Man sentenced in case involving Pacman
A Washington man was sentenced to up to 10 years in prison for opening fire in a 2007 melee at a Las Vegas strip club that also involved professional football player Adam ”Pacman” Jones, court records show.
Arvin Kenti Edwards of Renton, Wash., was sentenced Thursday for a shooting that wounded two people and paralyzed another. Edwards, 32, was identified by Jones in a police lineup after the shooting. Police argued that Jones met with Edwards after the NFL player was ejected from the Minxx strip club following a brawl. Edwards opened fire minutes later.
Edwards pleaded guilty in September to attempted murder in an arrangement that means he didn’t admit guilt but acknowledged prosecutors could prove a case against him. He could have faced up to 186 years in Nevada state prison if convicted of the seven felony charges he initially faced, including attempted murder, battery with a deadly weapon causing substantial bodily harm and being an ex-felon in possession of a firearm.
Edwards could become eligible for probation or released after serving four years, said Tess Driver, an aide to the Clark County district attorney. Edwards has already served roughly three years, and could be released in 2012.
Edwards’ lawyer had argued that police arrested the wrong man based on the word of a troubled sports figure whose account of an NBA All-Star weekend fight inside the club and the shooting outside couldn’t be trusted.

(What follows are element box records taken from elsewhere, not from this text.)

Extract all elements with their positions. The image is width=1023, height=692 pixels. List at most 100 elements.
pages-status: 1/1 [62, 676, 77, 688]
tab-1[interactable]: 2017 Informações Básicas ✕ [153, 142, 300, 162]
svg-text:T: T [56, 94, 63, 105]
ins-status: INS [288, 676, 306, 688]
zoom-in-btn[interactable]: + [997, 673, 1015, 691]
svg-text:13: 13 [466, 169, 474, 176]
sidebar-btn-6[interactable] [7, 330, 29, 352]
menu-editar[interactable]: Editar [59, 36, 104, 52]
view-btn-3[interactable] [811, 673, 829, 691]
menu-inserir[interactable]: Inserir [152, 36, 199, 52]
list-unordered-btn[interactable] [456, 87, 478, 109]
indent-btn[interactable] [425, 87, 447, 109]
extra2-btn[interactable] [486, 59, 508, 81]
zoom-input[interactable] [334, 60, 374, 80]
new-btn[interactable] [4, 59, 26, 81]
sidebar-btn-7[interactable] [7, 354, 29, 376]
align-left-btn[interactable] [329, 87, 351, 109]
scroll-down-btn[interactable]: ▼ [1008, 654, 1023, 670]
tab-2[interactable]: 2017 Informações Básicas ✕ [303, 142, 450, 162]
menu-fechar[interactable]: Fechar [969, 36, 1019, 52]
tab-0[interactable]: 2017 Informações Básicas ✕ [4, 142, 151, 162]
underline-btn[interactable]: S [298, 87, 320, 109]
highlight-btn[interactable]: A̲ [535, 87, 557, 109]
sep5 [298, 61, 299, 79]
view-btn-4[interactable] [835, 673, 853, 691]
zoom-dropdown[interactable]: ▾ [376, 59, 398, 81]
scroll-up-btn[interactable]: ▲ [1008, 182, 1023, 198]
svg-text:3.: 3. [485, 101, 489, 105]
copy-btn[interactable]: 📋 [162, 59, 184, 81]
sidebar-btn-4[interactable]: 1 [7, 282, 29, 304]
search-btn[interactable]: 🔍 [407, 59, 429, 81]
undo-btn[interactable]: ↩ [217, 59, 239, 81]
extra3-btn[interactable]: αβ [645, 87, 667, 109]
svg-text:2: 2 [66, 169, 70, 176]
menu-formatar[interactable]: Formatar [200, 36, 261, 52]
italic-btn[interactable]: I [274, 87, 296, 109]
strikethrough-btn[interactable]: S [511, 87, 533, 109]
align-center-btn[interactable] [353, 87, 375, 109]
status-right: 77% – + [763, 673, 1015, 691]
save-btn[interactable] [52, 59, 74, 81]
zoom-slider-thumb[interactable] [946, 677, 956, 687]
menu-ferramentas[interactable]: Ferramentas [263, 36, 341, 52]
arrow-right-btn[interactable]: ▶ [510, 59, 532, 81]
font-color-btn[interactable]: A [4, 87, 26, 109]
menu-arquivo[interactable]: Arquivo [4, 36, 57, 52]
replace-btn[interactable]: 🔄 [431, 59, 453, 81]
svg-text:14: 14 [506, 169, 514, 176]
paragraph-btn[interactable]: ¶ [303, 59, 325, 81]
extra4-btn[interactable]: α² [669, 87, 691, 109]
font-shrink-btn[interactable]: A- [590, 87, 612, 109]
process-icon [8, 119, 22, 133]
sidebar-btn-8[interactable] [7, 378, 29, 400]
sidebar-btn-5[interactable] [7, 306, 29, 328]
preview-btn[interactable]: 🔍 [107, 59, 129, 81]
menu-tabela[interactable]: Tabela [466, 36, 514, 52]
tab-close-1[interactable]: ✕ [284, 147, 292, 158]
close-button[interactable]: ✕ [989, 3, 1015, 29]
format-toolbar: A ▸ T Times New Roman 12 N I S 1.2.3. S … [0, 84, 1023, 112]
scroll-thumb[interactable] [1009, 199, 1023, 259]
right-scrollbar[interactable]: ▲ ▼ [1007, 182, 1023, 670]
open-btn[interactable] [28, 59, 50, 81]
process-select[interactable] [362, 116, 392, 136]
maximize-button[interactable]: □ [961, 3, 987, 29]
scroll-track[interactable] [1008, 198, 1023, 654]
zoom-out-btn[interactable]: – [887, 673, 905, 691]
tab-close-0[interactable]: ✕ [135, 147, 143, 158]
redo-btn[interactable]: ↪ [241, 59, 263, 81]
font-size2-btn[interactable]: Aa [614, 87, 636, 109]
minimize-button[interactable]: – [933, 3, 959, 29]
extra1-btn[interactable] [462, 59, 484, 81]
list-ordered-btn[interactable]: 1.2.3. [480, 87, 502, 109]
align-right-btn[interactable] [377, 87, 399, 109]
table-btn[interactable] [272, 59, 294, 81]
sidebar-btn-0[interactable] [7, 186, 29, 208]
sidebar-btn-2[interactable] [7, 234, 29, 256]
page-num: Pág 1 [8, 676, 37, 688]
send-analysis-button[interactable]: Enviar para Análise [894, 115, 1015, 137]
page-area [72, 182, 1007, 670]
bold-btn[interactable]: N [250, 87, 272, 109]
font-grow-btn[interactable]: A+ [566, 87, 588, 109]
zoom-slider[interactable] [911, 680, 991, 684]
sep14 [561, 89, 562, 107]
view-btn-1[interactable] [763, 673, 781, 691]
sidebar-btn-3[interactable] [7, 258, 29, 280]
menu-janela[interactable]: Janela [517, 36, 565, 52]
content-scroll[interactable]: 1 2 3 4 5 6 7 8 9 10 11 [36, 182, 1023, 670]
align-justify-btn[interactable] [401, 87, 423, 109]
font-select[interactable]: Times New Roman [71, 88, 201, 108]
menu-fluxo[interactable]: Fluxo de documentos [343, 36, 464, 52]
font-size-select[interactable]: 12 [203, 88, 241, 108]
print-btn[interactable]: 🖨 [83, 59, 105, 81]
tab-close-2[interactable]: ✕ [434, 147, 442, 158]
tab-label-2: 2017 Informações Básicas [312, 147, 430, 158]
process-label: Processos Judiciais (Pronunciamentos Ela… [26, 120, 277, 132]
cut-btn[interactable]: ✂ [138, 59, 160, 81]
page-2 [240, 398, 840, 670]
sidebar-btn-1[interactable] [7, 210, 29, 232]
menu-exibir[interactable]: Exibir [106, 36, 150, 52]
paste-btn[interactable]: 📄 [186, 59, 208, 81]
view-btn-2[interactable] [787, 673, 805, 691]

”We’ve always been of the opinion that he was not guilty in this case,” his lawyer Casey Landis told The Associated Press on Friday. ”It’s not a deal we wanted to take.”
The risk of fighting the case, however, was too high, Landis said.
”I’ve also seen things go horribly wrong on jury trials,” Landis said. ”If we lose the trial he is probably looking at 30, 40 years minimum.”
Landis also complained that prosecutors were too soft on Jones.
”They treated him with more respect than I’ve seen most people get,” Landis said. ”The evidence in the case was pretty clear that whoever the shooter was, Mr. Jones was affiliated with him.”
Jones’ lawyer did not respond to a request for comment.
Police claimed Jones instigated the incident by throwing money onto a stage and then becoming angry when strippers picked up the bills. Jones and his entourage were consequently kicked out of the club. A bouncer, Tommy Urbanski, was left paralyzed from the waist down from the shooting. Urbanski did not return a request for comment Friday.
A co-defendant with Jones, Robert Reid, 31, pleaded no contest to misdemeanor conspiracy to commit disorderly conduct in the shooting. A sentencing hearing has been scheduled for Aug. 25.
Jones, 27, pleaded no contest in December 2007 in Las Vegas to conspiracy to commit disorderly conduct, a misdemeanor, after agreeing to testify in the case. He was sentenced in February to probation and 200 hours of community service under the plea deal. The sentence also required Jones to undergo random drug testing. Jones has denied having a role in the shooting.
Prosecutors are investigating whether Jones violated his probation following his arrest last month in Cincinnati after he allegedly tried to pull away from police after he was accused of shouting profanities in a bar. He faces misdemeanor charges of disorderly conduct while intoxicated and resisting arrest. Jones has denied the allegations and his lawyer has said the charges may have to be dropped. If the evidence shows Jones has violated his probation, an arrest warrant will be issued, Driver said.
A spokesman for the Cincinnati prosecutor’s office said Friday that the case is ongoing and a pretrial hearing had been scheduled for Aug. 11.
The football player was suspended after the shooting and traded from the Tennessee Titans to the Dallas Cowboys. He is now a cornerback for the Cincinnati Bengals. Team officials said last week that Jones hasn’t been able to fully practice because of a neck injury.